Approfitto del fatto che sono ancora alzato per entrare nella stanza della mamma, dove il mio arrivo, a un’ora simile (l’ora in cui abitualmente sono appena andato a letto e mi sono addormentato) è del tutto imprevisto. La mamma è seduta davanti alla sua toilette, con una gran vestaglia bianca, i bei capelli neri sciolti sulle spalle.
«Chi vedo, il mio ragazzo a quest’ora?».
«Bisogna che il mio padrone abbia preso la sera per la mattina».
«No, ma il mio ragazzo non avrà voluto andare a letto senza aver parlato del suo articolo con la sua mamma».
«Come lo trovi?».
«La tua mamma, che non ha studiato nel Grand Cyre, lo trova molto bello».
«Vero che il passo sul telefono non è male?».
«È bellissimo, come avrebbe detto la tua vecchia Louise, non so dove questo bambino va a trovare tutte queste cose, di cui non ho ancora sentito parlare, io che sono arrivata alla mia età».

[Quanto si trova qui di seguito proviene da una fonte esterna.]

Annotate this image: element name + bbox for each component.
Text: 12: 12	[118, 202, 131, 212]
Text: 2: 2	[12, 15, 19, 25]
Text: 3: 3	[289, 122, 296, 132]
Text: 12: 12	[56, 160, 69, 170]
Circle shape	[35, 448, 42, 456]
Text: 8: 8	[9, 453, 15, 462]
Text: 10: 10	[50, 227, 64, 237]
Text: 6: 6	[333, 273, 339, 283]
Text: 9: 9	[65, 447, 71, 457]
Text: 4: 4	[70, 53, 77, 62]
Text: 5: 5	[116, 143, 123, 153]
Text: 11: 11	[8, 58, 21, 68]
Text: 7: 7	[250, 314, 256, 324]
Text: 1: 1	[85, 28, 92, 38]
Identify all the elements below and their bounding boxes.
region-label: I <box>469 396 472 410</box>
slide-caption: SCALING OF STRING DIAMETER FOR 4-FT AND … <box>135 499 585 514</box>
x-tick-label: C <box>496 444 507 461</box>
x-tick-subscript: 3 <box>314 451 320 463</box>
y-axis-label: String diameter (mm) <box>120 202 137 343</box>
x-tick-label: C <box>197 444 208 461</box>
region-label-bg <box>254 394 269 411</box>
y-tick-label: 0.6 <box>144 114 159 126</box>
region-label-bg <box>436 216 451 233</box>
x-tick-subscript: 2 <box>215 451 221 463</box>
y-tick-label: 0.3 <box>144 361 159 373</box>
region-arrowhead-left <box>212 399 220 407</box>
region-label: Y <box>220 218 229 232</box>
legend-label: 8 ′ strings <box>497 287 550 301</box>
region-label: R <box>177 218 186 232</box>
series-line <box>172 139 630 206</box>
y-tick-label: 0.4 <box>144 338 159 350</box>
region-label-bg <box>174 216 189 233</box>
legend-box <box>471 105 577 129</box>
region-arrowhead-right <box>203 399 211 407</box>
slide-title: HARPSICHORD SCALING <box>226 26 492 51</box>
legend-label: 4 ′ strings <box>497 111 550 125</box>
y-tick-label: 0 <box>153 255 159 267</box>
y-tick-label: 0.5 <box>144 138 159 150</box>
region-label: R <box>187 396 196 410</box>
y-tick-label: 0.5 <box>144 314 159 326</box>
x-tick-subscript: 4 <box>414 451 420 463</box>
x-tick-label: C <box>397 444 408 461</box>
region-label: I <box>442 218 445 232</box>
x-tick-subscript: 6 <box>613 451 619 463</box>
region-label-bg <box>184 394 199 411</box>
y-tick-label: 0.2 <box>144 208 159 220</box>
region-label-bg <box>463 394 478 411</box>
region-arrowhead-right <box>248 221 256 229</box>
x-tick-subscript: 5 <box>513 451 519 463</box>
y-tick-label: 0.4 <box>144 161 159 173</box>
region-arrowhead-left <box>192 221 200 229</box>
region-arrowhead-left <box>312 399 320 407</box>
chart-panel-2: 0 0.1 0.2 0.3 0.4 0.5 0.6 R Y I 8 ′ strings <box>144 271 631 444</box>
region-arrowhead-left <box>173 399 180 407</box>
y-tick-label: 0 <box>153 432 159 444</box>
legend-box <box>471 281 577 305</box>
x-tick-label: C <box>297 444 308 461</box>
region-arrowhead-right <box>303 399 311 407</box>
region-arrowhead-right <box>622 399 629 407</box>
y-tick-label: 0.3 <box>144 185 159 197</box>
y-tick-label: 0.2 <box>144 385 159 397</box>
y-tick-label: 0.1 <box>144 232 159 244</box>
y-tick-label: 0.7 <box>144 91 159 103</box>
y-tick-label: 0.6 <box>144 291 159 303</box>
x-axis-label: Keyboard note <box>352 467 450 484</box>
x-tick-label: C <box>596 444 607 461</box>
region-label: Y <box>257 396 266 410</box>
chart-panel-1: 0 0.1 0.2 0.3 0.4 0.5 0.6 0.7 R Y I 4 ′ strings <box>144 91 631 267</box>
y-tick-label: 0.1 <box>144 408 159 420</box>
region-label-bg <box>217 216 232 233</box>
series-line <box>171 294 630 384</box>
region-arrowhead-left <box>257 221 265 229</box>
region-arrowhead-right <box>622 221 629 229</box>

«No, ma seriamente, se tu lo avessi letto senza sapere che era mio, lo avresti trovato bello?».
«Lo avrei trovato bellissimo, e avrei creduto che fosse di qualcuno molto più intelligente del mio pappagallino, che non è in grado di dormire come fanno tutti e che a quest’ora se ne sta nella stanza della sua mamma in camicia da notte. Félicie, fate attenzione, mi state tirando i capelli…».
«Aspetta, ancora una cosa; supponiamo che tu non mi conosca, che tu non abbia saputo che in questi giorni doveva esserci un mio articolo; credi che lo avresti visto? A me pare che quella parte lì del giornale non la legga nessuno».
«Ma tonterello mio, come vuoi che non la vedano? È la prima cosa che si vede aprendo il giornale. Ed è un articolo di cinque colonne!».